Formed back in 2012 as a duo featuring founding members members Andy Mosiman (guitar, vocals) and Zach Herbert (drums, percussion), the Chicago-based indie act The Hecks recorded their 2016 self-titled debut with recording engineer and guitarist Dave Vetteraino. And by the following year, Vetteraino joined the band as a full-time member. 

Now, as you may recall the band’s forthcoming and long-awaited sophomore album My Star has taken three years to write and record. After recording an early version of the album in 2017, the band started playing live shows with Jeff Grauper (synths, keys). The members of the band found that Graupner’s synth playing added some welcomed heft and swagger to their new material. The band reworked and re-arranged much of the material they originally wrote in 2017 to accommodate Graupner. But while they were reworking the material, the band decided that to completely scrap the early recordings, eventually rebuilding the material to further incorporate Graupner and his skills. And as a result, My Star is reportedly a decided leap forward sonically for the band, as the album’s material draws from Manscape-era Wire, Paisley Park nu-funk, and abstract new wave and art rock.

Album single “So 4 Real” was a jagged bit of post-punk, centered around a motorik-like groove, squiggling blasts of synth and Mosiman’s plaintive vocals. And while nodding at XTC (“Mayor of Simpleton” specifically comes to mind) and Amoral-era Violens, the track was essentially a swooning and soulful love song that sounds as though it should be the part of the soundtrack of a quirky, 80s rom-com. “Flash,” My Star is an angular, neurotic take on XTC-like post punk featuring squiggling bursts of neon-tinged synths, propulsive syncopated drumming and lyrics delivered with an ironic sort of detachment. And yet, it evokes the rapid-fire heartbeat of the anxious and desperately in love.  
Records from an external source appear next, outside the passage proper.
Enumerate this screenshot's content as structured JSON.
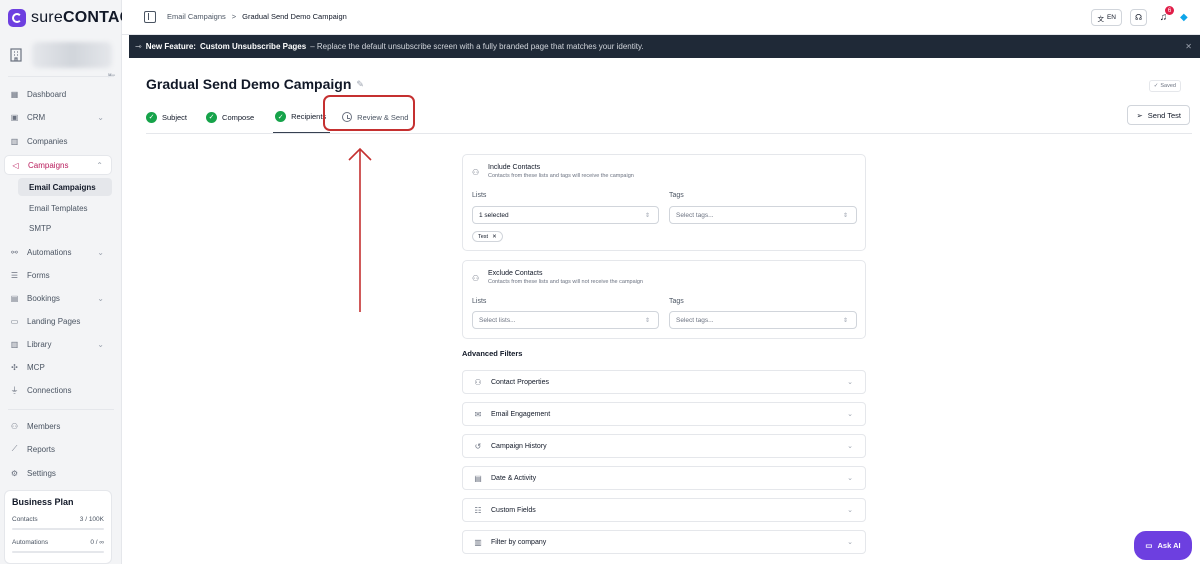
{
  "app": {
    "logo_pre": "sure",
    "logo_bold": "CONTACT"
  },
  "sidebar": {
    "items": [
      {
        "label": "Dashboard",
        "icon": "dashboard-icon"
      },
      {
        "label": "CRM",
        "icon": "crm-icon"
      },
      {
        "label": "Companies",
        "icon": "building-icon"
      },
      {
        "label": "Campaigns",
        "icon": "megaphone-icon"
      },
      {
        "label": "Automations",
        "icon": "workflow-icon"
      },
      {
        "label": "Forms",
        "icon": "form-icon"
      },
      {
        "label": "Bookings",
        "icon": "calendar-icon"
      },
      {
        "label": "Landing Pages",
        "icon": "layout-icon"
      },
      {
        "label": "Library",
        "icon": "library-icon"
      },
      {
        "label": "MCP",
        "icon": "mcp-icon"
      },
      {
        "label": "Connections",
        "icon": "plug-icon"
      },
      {
        "label": "Members",
        "icon": "members-icon"
      },
      {
        "label": "Reports",
        "icon": "chart-icon"
      },
      {
        "label": "Settings",
        "icon": "settings-icon"
      }
    ],
    "campaign_sub": [
      "Email Campaigns",
      "Email Templates",
      "SMTP"
    ],
    "plan": {
      "title": "Business Plan",
      "contacts_label": "Contacts",
      "contacts_value": "3 / 100K",
      "automations_label": "Automations",
      "automations_value": "0 / ∞"
    }
  },
  "topbar": {
    "breadcrumb_root": "Email Campaigns",
    "breadcrumb_sep": ">",
    "breadcrumb_current": "Gradual Send Demo Campaign",
    "lang": "EN",
    "notif_count": "6"
  },
  "banner": {
    "label": "New Feature:",
    "feature": "Custom Unsubscribe Pages",
    "text": "– Replace the default unsubscribe screen with a fully branded page that matches your identity."
  },
  "page": {
    "title": "Gradual Send Demo Campaign",
    "saved": "Saved",
    "send_test": "Send Test",
    "tabs": [
      {
        "label": "Subject",
        "state": "done"
      },
      {
        "label": "Compose",
        "state": "done"
      },
      {
        "label": "Recipients",
        "state": "current"
      },
      {
        "label": "Review & Send",
        "state": "pending"
      }
    ]
  },
  "include": {
    "title": "Include Contacts",
    "desc": "Contacts from these lists and tags will receive the campaign",
    "lists_label": "Lists",
    "lists_value": "1 selected",
    "tags_label": "Tags",
    "tags_placeholder": "Select tags...",
    "chip": "Test"
  },
  "exclude": {
    "title": "Exclude Contacts",
    "desc": "Contacts from these lists and tags will not receive the campaign",
    "lists_label": "Lists",
    "lists_placeholder": "Select lists...",
    "tags_label": "Tags",
    "tags_placeholder": "Select tags..."
  },
  "advanced": {
    "title": "Advanced Filters",
    "items": [
      {
        "label": "Contact Properties",
        "icon": "user-icon"
      },
      {
        "label": "Email Engagement",
        "icon": "mail-icon"
      },
      {
        "label": "Campaign History",
        "icon": "history-icon"
      },
      {
        "label": "Date & Activity",
        "icon": "calendar-icon"
      },
      {
        "label": "Custom Fields",
        "icon": "sliders-icon"
      },
      {
        "label": "Filter by company",
        "icon": "building-icon"
      }
    ]
  },
  "ask_ai": "Ask AI",
  "colors": {
    "brand": "#6d3fe0",
    "active_nav": "#b91c5c",
    "success": "#16a34a",
    "highlight": "#c53030"
  }
}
Produced by the members of The Hecks and featuring a video wall and lamination by Studio Super, the recently released video for “Flash” is a decidedly 80s-inspired, VHS-tape recorded affair as there are references to Flashdance and 80s MTV. It’s a feverish pop fantasy of a bunch of average white guys, who have big dreams — that sadly may never happen. “We stumbled through the whole thing and just leaned in on what was working. The end result reads like the contents of a VHS tape mailed to the president of Columbia Records from some kids from Valparaiso, Indiana, who got grounded right after filming because mom found an empty bottle of poppers in the basement,” The Hecks say in a statement. “Some forgotten relic of an aspiring nobody’s pop fantasy.”